Calls for Action Against Noncompliant Products

    Photo: auremar

    The U.K. Vaping Industry Association (UKVIA) is calling for tough action against resellers of noncompliant disposable vape products.

    During an investigation, the trade group found that there are significant numbers of noncompliant products entering the U.K. and being sold in particular by convenience shops and on major online marketplaces.

    “We are calling upon regulators and the online marketplaces to robustly enforce current regulations and do much more in order to ‘clean up’ the disposable vapes market,” said John Dunne, director general at the UKVIA, in a statement.

    The disposable vape sector has enjoyed a significant revival in recent years, appealing as an entry point for adult smokers looking to quit conventional cigarettes. However, an investigation by the UKVIA has identified that illegal products are re-entering the U.K. market.
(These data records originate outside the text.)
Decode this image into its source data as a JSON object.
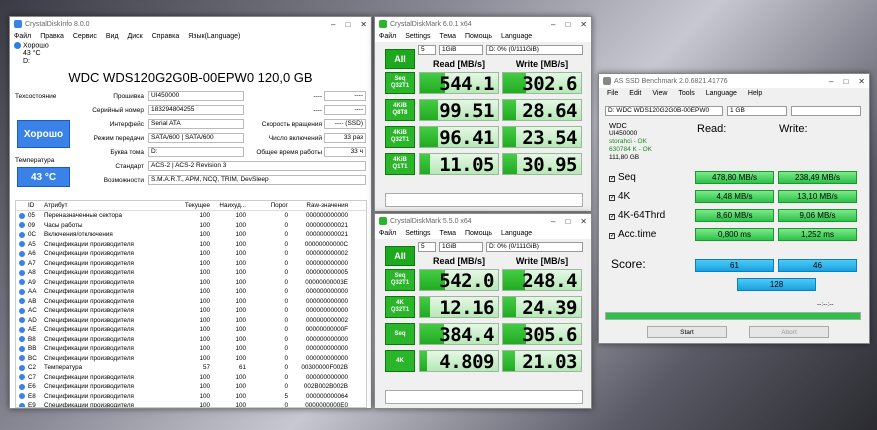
{
  "cdi": {
    "title": "CrystalDiskInfo 8.0.0",
    "menu": [
      "Файл",
      "Правка",
      "Сервис",
      "Вид",
      "Диск",
      "Справка",
      "Язык(Language)"
    ],
    "status_top": "Хорошо",
    "status_temp": "43 °C",
    "status_drive": "D:",
    "drive_title": "WDC WDS120G2G0B-00EPW0 120,0 GB",
    "health_label": "Техсостояние",
    "health_value": "Хорошо",
    "temp_label": "Температура",
    "temp_value": "43 °C",
    "firmware_label": "Прошивка",
    "firmware": "UI450000",
    "serial_label": "Серийный номер",
    "serial": "183294804255",
    "interface_label": "Интерфейс",
    "interface": "Serial ATA",
    "transfer_label": "Режим передачи",
    "transfer": "SATA/600 | SATA/600",
    "letter_label": "Буква тома",
    "letter": "D:",
    "standard_label": "Стандарт",
    "standard": "ACS-2 | ACS-2 Revision 3",
    "features_label": "Возможности",
    "features": "S.M.A.R.T., APM, NCQ, TRIM, DevSleep",
    "r1_dash": "----",
    "r1_val": "----",
    "r2_dash": "----",
    "r2_val": "----",
    "rot_label": "Скорость вращения",
    "rot": "---- (SSD)",
    "power_count_label": "Число включений",
    "power_count": "33 раз",
    "power_hours_label": "Общее время работы",
    "power_hours": "33 ч",
    "smart_headers": [
      "ID",
      "Атрибут",
      "Текущее",
      "Наихуд...",
      "Порог",
      "Raw-значения"
    ],
    "smart_rows": [
      [
        "05",
        "Переназначенные сектора",
        "100",
        "100",
        "0",
        "000000000000"
      ],
      [
        "09",
        "Часы работы",
        "100",
        "100",
        "0",
        "000000000021"
      ],
      [
        "0C",
        "Включения/отключения",
        "100",
        "100",
        "0",
        "000000000021"
      ],
      [
        "A5",
        "Спецификации производителя",
        "100",
        "100",
        "0",
        "00000000000C"
      ],
      [
        "A6",
        "Спецификации производителя",
        "100",
        "100",
        "0",
        "000000000002"
      ],
      [
        "A7",
        "Спецификации производителя",
        "100",
        "100",
        "0",
        "000000000000"
      ],
      [
        "A8",
        "Спецификации производителя",
        "100",
        "100",
        "0",
        "000000000005"
      ],
      [
        "A9",
        "Спецификации производителя",
        "100",
        "100",
        "0",
        "00000000003E"
      ],
      [
        "AA",
        "Спецификации производителя",
        "100",
        "100",
        "0",
        "000000000000"
      ],
      [
        "AB",
        "Спецификации производителя",
        "100",
        "100",
        "0",
        "000000000000"
      ],
      [
        "AC",
        "Спецификации производителя",
        "100",
        "100",
        "0",
        "000000000000"
      ],
      [
        "AD",
        "Спецификации производителя",
        "100",
        "100",
        "0",
        "000000000002"
      ],
      [
        "AE",
        "Спецификации производителя",
        "100",
        "100",
        "0",
        "00000000000F"
      ],
      [
        "B8",
        "Спецификации производителя",
        "100",
        "100",
        "0",
        "000000000000"
      ],
      [
        "BB",
        "Спецификации производителя",
        "100",
        "100",
        "0",
        "000000000000"
      ],
      [
        "BC",
        "Спецификации производителя",
        "100",
        "100",
        "0",
        "000000000000"
      ],
      [
        "C2",
        "Температура",
        "57",
        "61",
        "0",
        "00300000F002B"
      ],
      [
        "C7",
        "Спецификации производителя",
        "100",
        "100",
        "0",
        "000000000000"
      ],
      [
        "E6",
        "Спецификации производителя",
        "100",
        "100",
        "0",
        "002B002B002B"
      ],
      [
        "E8",
        "Спецификации производителя",
        "100",
        "100",
        "5",
        "000000000064"
      ],
      [
        "E9",
        "Спецификации производителя",
        "100",
        "100",
        "0",
        "0000000000E0"
      ],
      [
        "EA",
        "Спецификации производителя",
        "100",
        "100",
        "0",
        "000000036036"
      ]
    ]
  },
  "cdm6": {
    "title": "CrystalDiskMark 6.0.1 x64",
    "menu": [
      "Файл",
      "Settings",
      "Тема",
      "Помощь",
      "Language"
    ],
    "count": "5",
    "size": "1GiB",
    "drive": "D: 0% (0/111GiB)",
    "all": "All",
    "read_head": "Read [MB/s]",
    "write_head": "Write [MB/s]",
    "tests": [
      {
        "name": "Seq\nQ32T1",
        "read": "544.1",
        "write": "302.6"
      },
      {
        "name": "4KiB\nQ8T8",
        "read": "99.51",
        "write": "28.64"
      },
      {
        "name": "4KiB\nQ32T1",
        "read": "96.41",
        "write": "23.54"
      },
      {
        "name": "4KiB\nQ1T1",
        "read": "11.05",
        "write": "30.95"
      }
    ]
  },
  "cdm5": {
    "title": "CrystalDiskMark 5.5.0 x64",
    "menu": [
      "Файл",
      "Settings",
      "Тема",
      "Помощь",
      "Language"
    ],
    "count": "5",
    "size": "1GiB",
    "drive": "D: 0% (0/111GiB)",
    "all": "All",
    "read_head": "Read [MB/s]",
    "write_head": "Write [MB/s]",
    "tests": [
      {
        "name": "Seq\nQ32T1",
        "read": "542.0",
        "write": "248.4"
      },
      {
        "name": "4K\nQ32T1",
        "read": "12.16",
        "write": "24.39"
      },
      {
        "name": "Seq",
        "read": "384.4",
        "write": "305.6"
      },
      {
        "name": "4K",
        "read": "4.809",
        "write": "21.03"
      }
    ]
  },
  "asssd": {
    "title": "AS SSD Benchmark 2.0.6821.41776",
    "menu": [
      "File",
      "Edit",
      "View",
      "Tools",
      "Language",
      "Help"
    ],
    "drive_sel": "D: WDC WDS120G2G0B-00EPW0",
    "size_sel": "1 GB",
    "info": [
      "WDC",
      "UI450000",
      "storahci - OK",
      "630784 K - OK",
      "111,80 GB"
    ],
    "read_head": "Read:",
    "write_head": "Write:",
    "rows": [
      {
        "label": "Seq",
        "read": "478,80 MB/s",
        "write": "238,49 MB/s"
      },
      {
        "label": "4K",
        "read": "4,48 MB/s",
        "write": "13,10 MB/s"
      },
      {
        "label": "4K-64Thrd",
        "read": "8,60 MB/s",
        "write": "9,06 MB/s"
      },
      {
        "label": "Acc.time",
        "read": "0,800 ms",
        "write": "1,252 ms"
      }
    ],
    "score_label": "Score:",
    "score_read": "61",
    "score_write": "46",
    "score_total": "128",
    "progress_text": "--:--:--",
    "start": "Start",
    "abort": "Abort"
  }
}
The problem, according to the group, lies with some distributors who are flouting U.K. regulations and managing to get these products imported into the country and sell them on to traders and retailers as well as a lack of proper scrutiny on major online marketplaces.
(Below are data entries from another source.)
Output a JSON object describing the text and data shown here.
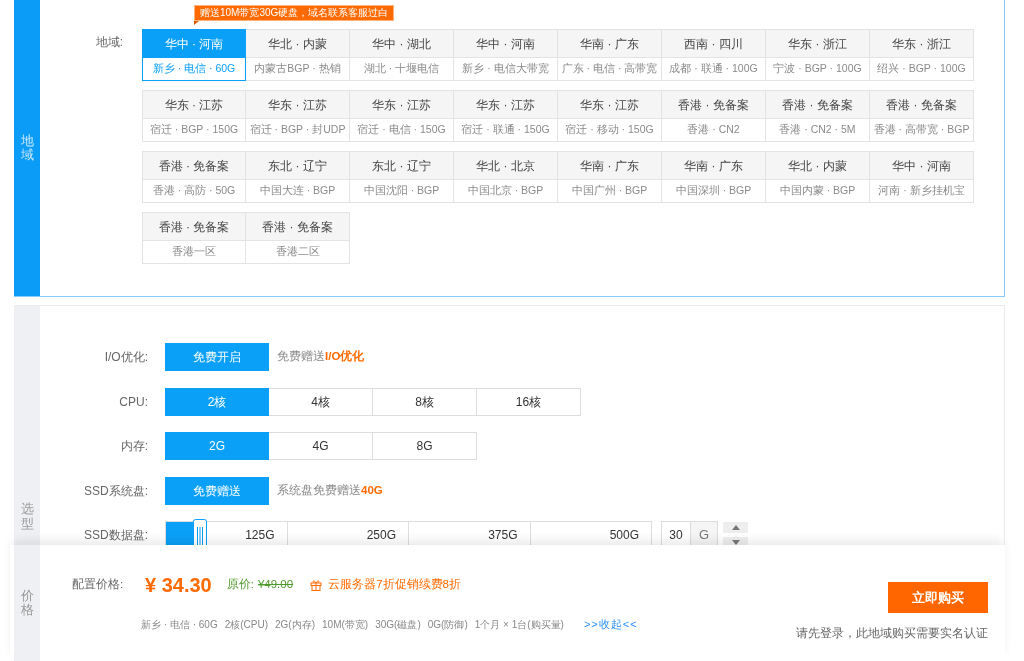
{
  "region_section": {
    "side_label": "地域",
    "promo_tag": "赠送10M带宽30G硬盘，域名联系客服过白",
    "label": "地域:",
    "regions": [
      {
        "area": "华中 · 河南",
        "detail": "新乡 · 电信 · 60G",
        "selected": true
      },
      {
        "area": "华北 · 内蒙",
        "detail": "内蒙古BGP · 热销",
        "selected": false
      },
      {
        "area": "华中 · 湖北",
        "detail": "湖北 · 十堰电信",
        "selected": false
      },
      {
        "area": "华中 · 河南",
        "detail": "新乡 · 电信大带宽",
        "selected": false
      },
      {
        "area": "华南 · 广东",
        "detail": "广东 · 电信 · 高带宽",
        "selected": false
      },
      {
        "area": "西南 · 四川",
        "detail": "成都 · 联通 · 100G",
        "selected": false
      },
      {
        "area": "华东 · 浙江",
        "detail": "宁波 · BGP · 100G",
        "selected": false
      },
      {
        "area": "华东 · 浙江",
        "detail": "绍兴 · BGP · 100G",
        "selected": false
      },
      {
        "area": "华东 · 江苏",
        "detail": "宿迁 · BGP · 150G",
        "selected": false
      },
      {
        "area": "华东 · 江苏",
        "detail": "宿迁 · BGP · 封UDP",
        "selected": false
      },
      {
        "area": "华东 · 江苏",
        "detail": "宿迁 · 电信 · 150G",
        "selected": false
      },
      {
        "area": "华东 · 江苏",
        "detail": "宿迁 · 联通 · 150G",
        "selected": false
      },
      {
        "area": "华东 · 江苏",
        "detail": "宿迁 · 移动 · 150G",
        "selected": false
      },
      {
        "area": "香港 · 免备案",
        "detail": "香港 · CN2",
        "selected": false
      },
      {
        "area": "香港 · 免备案",
        "detail": "香港 · CN2 · 5M",
        "selected": false
      },
      {
        "area": "香港 · 免备案",
        "detail": "香港 · 高带宽 · BGP",
        "selected": false
      },
      {
        "area": "香港 · 免备案",
        "detail": "香港 · 高防 · 50G",
        "selected": false
      },
      {
        "area": "东北 · 辽宁",
        "detail": "中国大连 · BGP",
        "selected": false
      },
      {
        "area": "东北 · 辽宁",
        "detail": "中国沈阳 · BGP",
        "selected": false
      },
      {
        "area": "华北 · 北京",
        "detail": "中国北京 · BGP",
        "selected": false
      },
      {
        "area": "华南 · 广东",
        "detail": "中国广州 · BGP",
        "selected": false
      },
      {
        "area": "华南 · 广东",
        "detail": "中国深圳 · BGP",
        "selected": false
      },
      {
        "area": "华北 · 内蒙",
        "detail": "中国内蒙 · BGP",
        "selected": false
      },
      {
        "area": "华中 · 河南",
        "detail": "河南 · 新乡挂机宝",
        "selected": false
      },
      {
        "area": "香港 · 免备案",
        "detail": "香港一区",
        "selected": false
      },
      {
        "area": "香港 · 免备案",
        "detail": "香港二区",
        "selected": false
      }
    ]
  },
  "config_section": {
    "side_label": "选型",
    "rows": [
      {
        "kind": "options",
        "label": "I/O优化:",
        "options": [
          {
            "text": "免费开启",
            "selected": true
          }
        ],
        "note": "免费赠送**I/O优化**"
      },
      {
        "kind": "options",
        "label": "CPU:",
        "options": [
          {
            "text": "2核",
            "selected": true
          },
          {
            "text": "4核",
            "selected": false
          },
          {
            "text": "8核",
            "selected": false
          },
          {
            "text": "16核",
            "selected": false
          }
        ]
      },
      {
        "kind": "options",
        "label": "内存:",
        "options": [
          {
            "text": "2G",
            "selected": true
          },
          {
            "text": "4G",
            "selected": false
          },
          {
            "text": "8G",
            "selected": false
          }
        ]
      },
      {
        "kind": "options",
        "label": "SSD系统盘:",
        "options": [
          {
            "text": "免费赠送",
            "selected": true
          }
        ],
        "note": "系统盘免费赠送**40G**"
      },
      {
        "kind": "slider",
        "label": "SSD数据盘:",
        "level": 0.07,
        "scale": [
          "125G",
          "250G",
          "375G",
          "500G"
        ],
        "value": "30",
        "unit": "G"
      }
    ]
  },
  "price_bar": {
    "side_label": "价格",
    "label": "配置价格:",
    "price": "¥ 34.30",
    "original_label": "原价:",
    "original_price": "¥49.00",
    "promo": "云服务器7折促销续费8折",
    "summary": [
      "新乡 · 电信 · 60G",
      "2核(CPU)",
      "2G(内存)",
      "10M(带宽)",
      "30G(磁盘)",
      "0G(防御)",
      "1个月 × 1台(购买量)"
    ],
    "toggle": ">>收起<<",
    "buy_button": "立即购买",
    "notice": "请先登录，此地域购买需要实名认证"
  }
}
    Disposable vapes are pre-filled with e-liquids and cost around £6 ($8.27) each. U.K. regulations stipulate that they should contain no more than 20 mg/mL of nicotine, yet evidence collected by the UKVIA reveals that some listed as this amount contain higher concentrations of nicotine, and some products are being openly sold with 50 mg/mL strength. Furthermore, product packaging is often missing warnings about the nicotine content, which is a legal requirement.
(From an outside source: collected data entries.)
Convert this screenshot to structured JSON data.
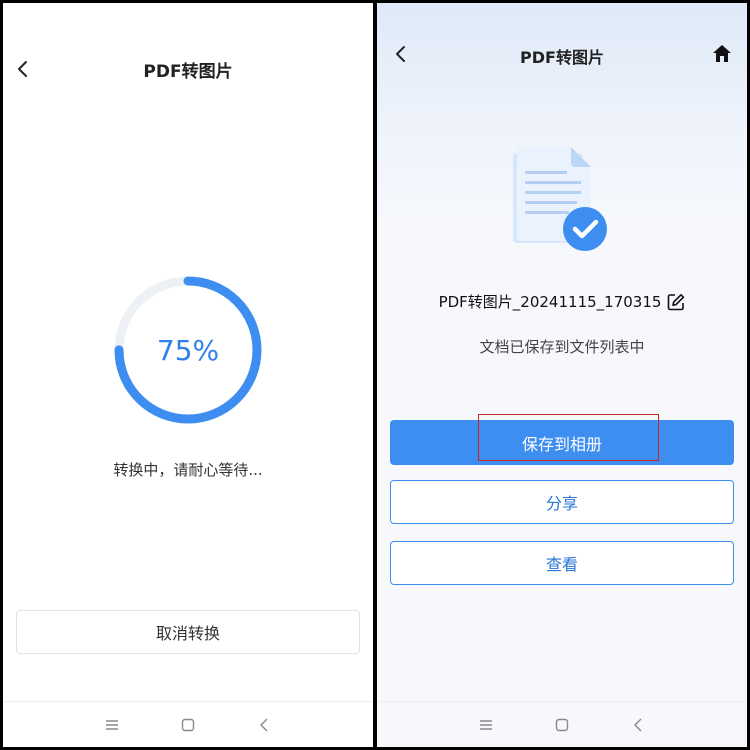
{
  "left": {
    "title": "PDF转图片",
    "progress": {
      "percent": 75,
      "label": "75%",
      "color": "#3d8ef0",
      "track_color": "#edf0f4"
    },
    "status_text": "转换中，请耐心等待...",
    "cancel_label": "取消转换"
  },
  "right": {
    "title": "PDF转图片",
    "filename": "PDF转图片_20241115_170315",
    "saved_message": "文档已保存到文件列表中",
    "buttons": {
      "save_to_album": "保存到相册",
      "share": "分享",
      "view": "查看"
    },
    "accent_color": "#3d8ef0",
    "highlight_color": "#c7271e"
  },
  "navbar": {
    "icons": [
      "menu-icon",
      "home-square-icon",
      "back-triangle-icon"
    ]
  }
}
    The UKVIA has been in discussions with the Medicines & Healthcare Products Regulatory Agency (MHRA), which regulates vape products and trading standards, to address the situation. In a major crackdown on unscrupulous suppliers, the association is providing guidance on official distributors and disposable vape products to its members as well as looking at the idea of licensing vape shops to fund enforcement. It’s also working with manufacturers of disposable vapes to ensure they are doing all that is possible to monitor and audit their distributors.

    “Robust enforcement of the current regulations is the only answer, and it’s needed now,” said Dunne. “We can provide support to the regulators and educate the industry on how to distinguish between what’s a compliant product or not, and we are in the process of doing this. However, we are not in a position to come down heavy on those breaking the law; that lies with the regulators.

    “The vaping sector’s reputation, [which] the industry has taken years to build up and which has made it one of the most successful business markets in the 21st century to date, is being threatened by a minority intent on making a quick buck out of a popular product, and we will not stand back and just watch it happen. Disposables have a major role to play in the vape market, but like all products, they need to adhere to the legislation.”